Je continue à marcher entre les immeubles de Ginza, sans me perdre car l’organisation des rues en quadrillage autour des grandes avenues fait qu’on a toujours un point de repère. Je voulais faire un tour d’horizon des nouveaux buildings du quartier mais j’en trouve assez peu que je ne connaissais pas déjà. Je reviens donc par défaut vers celui fait de cubes de verre, conçu par Renzo Piano pour Hermes. Depuis que l’immeuble Sony au coin de rue a été démoli, on peut l’apercevoir pleinement du carrefour, notamment depuis les hauteurs de la tour Tokyu Plaza que je prends également en photo ci-dessus. Mais ça, je l’avais déjà dit dans un billet précédent et je me répète. De ce tour d’horizon du quartier, je garde en tête la beauté des matériaux de certaines devantures comme celle de Bottega Veneta sur la première photographie. Nous sommes assez tôt le matin avant que les boutiques et Department Stores n’ouvrent pour la journée et les rues sont calmes. J’aime particulièrement marcher le matin avant que l’activité démarre, mais l’occasion ne se présente que rarement.

J’avais une légère appréhension avant de regarder le Blu-Ray du concert Ringo Expo’18 de Sheena Ringo car je me demandais si elle avait conservé sur ce dernier concert en solo toute la passion que j’ai pu voir sur ses concerts précédents. Je m’inquiétais bien entendu pour rien car ce concert est grandiose, d’un style très différent de la sobriété du dernier concert News Flash de Tokyo Jihen par exemple (qui sortira d’ailleurs en DVD/Blu-ray le 14 Avril 2021). Le budget des concerts de Sheena Ringo dans le grand espace de Saitama Super Arena est bien different de celui de Tokyo Jihen au Tokyo International Forum. Ce blu-Ray était un de mes cadeaux de Noël et je l’ai acheté au Disk Union de Shinjuku. Je me suis en fait rendu compte qu’un nouveau magasin Disk Union avait ouvert ses portes à quelques dizaines de mètres de l’ancien, mais il est malheureusement caché dans une petite rue que je n’emprunte en général pas. Cette nouvelle boutique a un rayon assez important couvrant Sheena Ringo et Tokyo Jihen, et notamment des DVDs ou Blu-Ray de concerts qui manquaient dans l’ancienne boutique. Elle est devenue ma boutique préférée.
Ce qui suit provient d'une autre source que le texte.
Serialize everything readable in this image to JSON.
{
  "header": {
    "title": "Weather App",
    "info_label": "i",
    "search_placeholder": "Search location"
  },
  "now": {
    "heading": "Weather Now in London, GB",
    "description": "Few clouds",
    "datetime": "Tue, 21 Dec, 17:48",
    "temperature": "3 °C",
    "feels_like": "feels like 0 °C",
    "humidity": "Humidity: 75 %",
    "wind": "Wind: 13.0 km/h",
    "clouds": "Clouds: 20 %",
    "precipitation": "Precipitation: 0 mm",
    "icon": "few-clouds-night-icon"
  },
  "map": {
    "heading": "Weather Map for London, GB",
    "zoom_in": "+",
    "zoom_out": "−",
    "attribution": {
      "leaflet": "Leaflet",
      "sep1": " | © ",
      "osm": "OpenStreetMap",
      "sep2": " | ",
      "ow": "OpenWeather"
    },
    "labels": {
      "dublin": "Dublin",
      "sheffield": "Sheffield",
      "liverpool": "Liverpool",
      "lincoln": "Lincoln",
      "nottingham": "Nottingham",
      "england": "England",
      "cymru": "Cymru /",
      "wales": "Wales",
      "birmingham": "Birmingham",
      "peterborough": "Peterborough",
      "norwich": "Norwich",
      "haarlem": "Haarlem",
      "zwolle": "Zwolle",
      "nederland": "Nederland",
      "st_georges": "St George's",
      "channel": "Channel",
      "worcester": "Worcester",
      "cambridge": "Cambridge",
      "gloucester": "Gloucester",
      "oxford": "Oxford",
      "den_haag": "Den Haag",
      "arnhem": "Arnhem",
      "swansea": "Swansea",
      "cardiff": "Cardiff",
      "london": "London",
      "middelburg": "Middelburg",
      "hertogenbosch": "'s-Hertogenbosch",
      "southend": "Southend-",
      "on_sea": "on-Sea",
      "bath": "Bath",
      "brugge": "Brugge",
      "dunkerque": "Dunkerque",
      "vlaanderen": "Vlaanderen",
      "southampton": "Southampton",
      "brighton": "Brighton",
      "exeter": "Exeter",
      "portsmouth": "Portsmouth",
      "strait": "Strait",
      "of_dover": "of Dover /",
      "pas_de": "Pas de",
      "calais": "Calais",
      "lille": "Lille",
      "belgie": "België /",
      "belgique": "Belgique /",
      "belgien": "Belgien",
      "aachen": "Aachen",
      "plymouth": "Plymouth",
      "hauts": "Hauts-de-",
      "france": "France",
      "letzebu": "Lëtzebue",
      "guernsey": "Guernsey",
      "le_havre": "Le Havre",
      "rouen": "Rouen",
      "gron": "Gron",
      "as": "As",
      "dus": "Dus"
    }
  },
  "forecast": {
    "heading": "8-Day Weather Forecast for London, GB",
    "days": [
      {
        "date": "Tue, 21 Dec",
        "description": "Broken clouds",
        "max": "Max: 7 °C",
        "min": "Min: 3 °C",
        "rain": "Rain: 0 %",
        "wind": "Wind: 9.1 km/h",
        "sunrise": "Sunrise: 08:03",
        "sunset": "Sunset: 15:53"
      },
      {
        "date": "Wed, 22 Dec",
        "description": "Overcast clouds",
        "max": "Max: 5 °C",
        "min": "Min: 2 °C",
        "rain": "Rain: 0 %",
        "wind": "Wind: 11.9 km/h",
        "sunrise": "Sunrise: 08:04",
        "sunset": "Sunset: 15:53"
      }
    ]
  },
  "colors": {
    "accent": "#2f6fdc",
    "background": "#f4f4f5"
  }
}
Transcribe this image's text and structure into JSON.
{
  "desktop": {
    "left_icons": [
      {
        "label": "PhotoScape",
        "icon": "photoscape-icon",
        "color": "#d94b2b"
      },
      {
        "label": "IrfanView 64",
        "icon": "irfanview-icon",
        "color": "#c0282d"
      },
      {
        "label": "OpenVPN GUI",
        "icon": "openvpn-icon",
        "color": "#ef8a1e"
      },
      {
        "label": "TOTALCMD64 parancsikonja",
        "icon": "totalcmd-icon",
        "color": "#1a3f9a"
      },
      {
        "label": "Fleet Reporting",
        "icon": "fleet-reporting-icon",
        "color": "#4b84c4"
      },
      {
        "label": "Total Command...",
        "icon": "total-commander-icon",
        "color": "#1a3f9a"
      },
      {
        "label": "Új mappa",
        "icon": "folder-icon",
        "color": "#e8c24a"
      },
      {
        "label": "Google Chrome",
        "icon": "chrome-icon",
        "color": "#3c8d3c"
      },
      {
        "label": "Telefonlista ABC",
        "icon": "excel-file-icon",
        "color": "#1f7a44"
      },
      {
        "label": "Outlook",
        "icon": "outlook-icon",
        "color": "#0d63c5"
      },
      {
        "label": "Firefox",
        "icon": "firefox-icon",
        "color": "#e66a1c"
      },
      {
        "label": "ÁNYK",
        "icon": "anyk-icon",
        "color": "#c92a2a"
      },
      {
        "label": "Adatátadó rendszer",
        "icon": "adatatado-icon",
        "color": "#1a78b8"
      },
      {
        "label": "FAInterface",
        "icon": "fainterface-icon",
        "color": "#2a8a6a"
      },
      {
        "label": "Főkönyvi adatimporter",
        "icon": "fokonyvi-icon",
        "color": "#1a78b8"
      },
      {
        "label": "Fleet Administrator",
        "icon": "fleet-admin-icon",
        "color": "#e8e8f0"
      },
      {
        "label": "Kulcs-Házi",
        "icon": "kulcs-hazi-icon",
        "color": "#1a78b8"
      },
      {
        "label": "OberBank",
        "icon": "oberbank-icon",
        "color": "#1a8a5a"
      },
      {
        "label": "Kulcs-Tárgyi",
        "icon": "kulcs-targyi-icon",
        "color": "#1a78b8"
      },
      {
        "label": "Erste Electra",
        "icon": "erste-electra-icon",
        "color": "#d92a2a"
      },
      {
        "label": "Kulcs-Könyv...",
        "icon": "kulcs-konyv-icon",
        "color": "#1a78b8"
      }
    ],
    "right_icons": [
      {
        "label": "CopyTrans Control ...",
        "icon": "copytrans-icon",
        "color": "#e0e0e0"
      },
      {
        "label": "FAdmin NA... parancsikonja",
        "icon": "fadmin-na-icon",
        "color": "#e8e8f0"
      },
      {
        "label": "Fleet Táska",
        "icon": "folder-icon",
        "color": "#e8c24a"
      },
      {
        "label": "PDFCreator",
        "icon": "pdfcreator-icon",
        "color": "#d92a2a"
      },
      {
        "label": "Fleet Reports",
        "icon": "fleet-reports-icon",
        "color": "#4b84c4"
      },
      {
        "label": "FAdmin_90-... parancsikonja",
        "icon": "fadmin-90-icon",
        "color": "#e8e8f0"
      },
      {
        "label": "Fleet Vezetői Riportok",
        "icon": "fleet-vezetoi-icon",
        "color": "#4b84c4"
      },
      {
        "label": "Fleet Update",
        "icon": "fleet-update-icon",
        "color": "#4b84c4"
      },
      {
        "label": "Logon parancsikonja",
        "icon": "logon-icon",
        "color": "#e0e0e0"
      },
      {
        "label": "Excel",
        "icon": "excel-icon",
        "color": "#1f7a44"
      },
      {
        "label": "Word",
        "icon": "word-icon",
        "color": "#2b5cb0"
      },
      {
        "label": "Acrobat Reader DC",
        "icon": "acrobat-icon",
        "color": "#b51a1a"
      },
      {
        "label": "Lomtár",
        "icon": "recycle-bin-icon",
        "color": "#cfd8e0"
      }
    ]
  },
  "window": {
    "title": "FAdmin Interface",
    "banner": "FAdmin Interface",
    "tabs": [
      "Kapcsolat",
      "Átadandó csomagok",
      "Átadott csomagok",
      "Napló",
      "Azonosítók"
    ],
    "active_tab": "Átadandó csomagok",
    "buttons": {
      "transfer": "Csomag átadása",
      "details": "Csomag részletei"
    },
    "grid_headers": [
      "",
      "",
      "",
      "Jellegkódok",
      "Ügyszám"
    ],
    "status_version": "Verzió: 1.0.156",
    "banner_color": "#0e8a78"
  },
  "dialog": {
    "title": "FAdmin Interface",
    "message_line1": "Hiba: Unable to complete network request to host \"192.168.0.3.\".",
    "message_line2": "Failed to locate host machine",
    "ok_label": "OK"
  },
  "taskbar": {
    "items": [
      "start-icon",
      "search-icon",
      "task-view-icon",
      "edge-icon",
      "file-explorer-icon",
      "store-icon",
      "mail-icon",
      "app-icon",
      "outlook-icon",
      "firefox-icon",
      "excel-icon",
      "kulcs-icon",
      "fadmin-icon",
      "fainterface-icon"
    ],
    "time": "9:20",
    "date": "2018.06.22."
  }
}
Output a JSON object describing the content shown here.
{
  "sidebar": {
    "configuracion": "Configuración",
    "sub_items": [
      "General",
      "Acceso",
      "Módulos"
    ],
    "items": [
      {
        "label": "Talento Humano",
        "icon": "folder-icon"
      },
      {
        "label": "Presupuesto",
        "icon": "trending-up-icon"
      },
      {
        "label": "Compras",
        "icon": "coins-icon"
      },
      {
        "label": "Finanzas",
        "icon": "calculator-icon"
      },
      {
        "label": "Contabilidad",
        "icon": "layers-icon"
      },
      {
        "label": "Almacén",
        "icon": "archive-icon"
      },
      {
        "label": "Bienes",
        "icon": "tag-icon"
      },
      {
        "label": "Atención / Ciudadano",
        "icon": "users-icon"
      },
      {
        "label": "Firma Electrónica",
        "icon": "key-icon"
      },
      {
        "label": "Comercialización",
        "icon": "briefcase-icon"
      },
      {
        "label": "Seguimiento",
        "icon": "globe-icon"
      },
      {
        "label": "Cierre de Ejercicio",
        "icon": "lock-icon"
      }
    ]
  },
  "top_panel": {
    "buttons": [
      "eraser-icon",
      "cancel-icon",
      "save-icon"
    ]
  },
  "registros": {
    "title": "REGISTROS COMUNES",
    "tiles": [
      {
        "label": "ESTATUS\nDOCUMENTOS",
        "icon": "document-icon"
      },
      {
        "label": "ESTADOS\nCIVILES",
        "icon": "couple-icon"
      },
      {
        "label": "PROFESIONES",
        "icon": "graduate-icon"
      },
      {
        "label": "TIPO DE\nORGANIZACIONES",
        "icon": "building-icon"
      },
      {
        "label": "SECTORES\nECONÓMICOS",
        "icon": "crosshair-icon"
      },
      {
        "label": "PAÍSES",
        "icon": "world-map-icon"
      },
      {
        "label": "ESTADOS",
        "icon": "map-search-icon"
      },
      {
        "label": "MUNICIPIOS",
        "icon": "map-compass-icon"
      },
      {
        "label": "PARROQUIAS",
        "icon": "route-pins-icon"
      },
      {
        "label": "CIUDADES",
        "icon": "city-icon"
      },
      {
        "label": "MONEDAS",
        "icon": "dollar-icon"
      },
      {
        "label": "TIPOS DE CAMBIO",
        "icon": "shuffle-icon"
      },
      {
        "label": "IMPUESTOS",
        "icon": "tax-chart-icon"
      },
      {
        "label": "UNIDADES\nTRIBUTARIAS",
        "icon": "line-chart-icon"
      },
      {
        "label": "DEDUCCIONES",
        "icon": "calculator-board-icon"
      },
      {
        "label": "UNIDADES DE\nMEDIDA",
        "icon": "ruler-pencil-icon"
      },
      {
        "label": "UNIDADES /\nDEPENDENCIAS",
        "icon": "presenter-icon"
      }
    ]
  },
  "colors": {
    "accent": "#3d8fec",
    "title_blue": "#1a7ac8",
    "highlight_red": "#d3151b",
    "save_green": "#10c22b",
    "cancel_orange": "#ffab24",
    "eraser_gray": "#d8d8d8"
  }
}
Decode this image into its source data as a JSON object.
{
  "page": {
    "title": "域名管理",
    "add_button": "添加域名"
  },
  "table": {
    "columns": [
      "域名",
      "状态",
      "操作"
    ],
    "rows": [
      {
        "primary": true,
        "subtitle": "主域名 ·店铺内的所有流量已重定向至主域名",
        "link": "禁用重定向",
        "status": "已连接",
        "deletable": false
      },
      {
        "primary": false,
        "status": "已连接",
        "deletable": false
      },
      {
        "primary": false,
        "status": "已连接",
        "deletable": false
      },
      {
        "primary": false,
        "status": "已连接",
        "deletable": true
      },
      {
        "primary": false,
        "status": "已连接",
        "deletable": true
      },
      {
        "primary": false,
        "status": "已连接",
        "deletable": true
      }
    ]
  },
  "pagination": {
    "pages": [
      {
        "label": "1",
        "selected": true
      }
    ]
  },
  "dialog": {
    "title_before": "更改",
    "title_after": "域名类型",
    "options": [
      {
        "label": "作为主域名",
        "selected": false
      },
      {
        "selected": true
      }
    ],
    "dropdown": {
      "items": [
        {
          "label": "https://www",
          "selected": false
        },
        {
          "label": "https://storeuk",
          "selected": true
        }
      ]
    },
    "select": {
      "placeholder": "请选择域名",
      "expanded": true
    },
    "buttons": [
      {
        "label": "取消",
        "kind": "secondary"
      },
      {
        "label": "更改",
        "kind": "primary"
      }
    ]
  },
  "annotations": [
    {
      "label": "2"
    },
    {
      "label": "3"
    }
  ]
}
La tournée (Nama) Ringo Expo’18 – Fuwaku no Yoyū -「(生) 林檎博’18 – 不惑の余裕 -」se déroulait en 8 dates du 20 Octobre au 30 Novembre 2018, en commençant par deux dates à Shizuoka, puis deux à Osaka, trois dates au Saitama Super Arena et au final une dernière date à Fukuoka. Pour chaque tournée, je constate que Sheena est à chaque fois fidèle à la ville de son enfance, en passant systématiquement à Fukuoka. Cette tournée est sous-titrée Fuwaku no Yoyū. Fuwaku fait référence au fait d’avoir 40 ans, et Yoyū au fait d’avoir de la marge. Sheena fête ses quarante ans pendant cette tournée et la date de la captation vidéo au Saitama Super Arena est celle de son anniversaire, le 25 Novembre. Ce sous-titre doit donner l’idée qu’on ne doit pas se laisser perturber par le fait d’avoir 40 ans et que le temps ne manque pas pour continuer à faire de belles choses. En plus de ses quarante ans, cette tournée correspond également aux 20 ans de sa carrière musicale démarrée en 1998. C’est assez fréquent dans la vidéographie de Sheena Ringo de trouver des videos de concerts correspondant exactement à ces dates d’anniversaire.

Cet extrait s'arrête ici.